At the start of the Easter holiday (April 2014), I’d suggested to Louis (age 13) that we cycle around Cheddar Gorge. We knew that there’d be some hills involved, but were suprised at just how much climbing we ended up doing on a ride that proved to be really pleasant.
I found the outline of a possible route in the Ordnance Survey Cycle Tours book covering Avon, Somerset and Wiltshire – Unfortunately this book seems to be out of print.
We chose to park in the village of East Harptree, but it’s worth noting that there’s not a great deal of parking in the village and with hindsight a better place would probably have been one of the Forestry Commission car parks that we passed en route near Stockhill.
Once you have your bearings the route is fairly easy to follow along rolling lanes with little traffic on the run into the top of the gorge. We got lost at one point and ended up on closed road that ran into the back of a farm, but it cut the corner off of the route and kept us clear of part of a busy road, and the road bikes coped well with the loose trail surface (almost cyclocross).

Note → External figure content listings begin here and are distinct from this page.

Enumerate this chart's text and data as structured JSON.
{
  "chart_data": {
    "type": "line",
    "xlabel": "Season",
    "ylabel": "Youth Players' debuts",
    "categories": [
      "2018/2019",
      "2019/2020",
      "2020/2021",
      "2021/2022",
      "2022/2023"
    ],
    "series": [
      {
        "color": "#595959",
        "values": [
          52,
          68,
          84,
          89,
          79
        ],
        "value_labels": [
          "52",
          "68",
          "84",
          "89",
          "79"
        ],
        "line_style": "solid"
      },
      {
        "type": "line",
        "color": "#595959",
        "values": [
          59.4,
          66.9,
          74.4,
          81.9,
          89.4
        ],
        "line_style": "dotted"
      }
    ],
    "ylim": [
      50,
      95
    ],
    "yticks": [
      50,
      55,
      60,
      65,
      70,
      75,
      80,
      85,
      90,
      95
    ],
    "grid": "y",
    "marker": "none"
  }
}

After the farm we had a short stretch of fairly busy A road, but then we turned off and rolled towards the gorge. I’m sure that I must have been to the gorge before (and Louis had been on a school trip a couple of years ago), but the landscape as you drop into and through the gorge is staggering. There are sheer cliffs and rocky outcrops, plus plenty of lay-bys to pull in and take it all in. You could rocket down the gorge, but that would probably miss the point.
The town of Cheddar make a sensible place to take a breather… It will be rammed with people and cars, but there’s a pond on the ‘downhill’ side of the main tourist drag where you can get some sunshine and a coffee from one of the many cafes.
After the touristy part of Cheddar unfortunately you’re then caught up in busy roads for a while. There is a cycle track that heads out south of Cheddar, but we wanted to cut off part of the Ordnance Survey route so tracked through the village before heading up the hill towards Shipham. That is a testing hill that takes two parts. The second bit is past a quarry and unfortunately the lane it follows seems to be a bit of a rat run for lorries leaving the quarry. Aside from this bit of traffic, the rest of the journey was fine – you’ll need a decent map and ideally be reasonably competent at reading it.
Although the thought of Cheddar Gorge is enough to make many cyclists head in the opposite direction, this ride is not as intimidating as you’d imagine. The rolling nature of the scenery does mean that you gain a lot of height over the ride, but apart from the drag up to Shipham, which is long rather than cliff-like, there’s nothing that an enthusiastic cyclist couldn’t manage.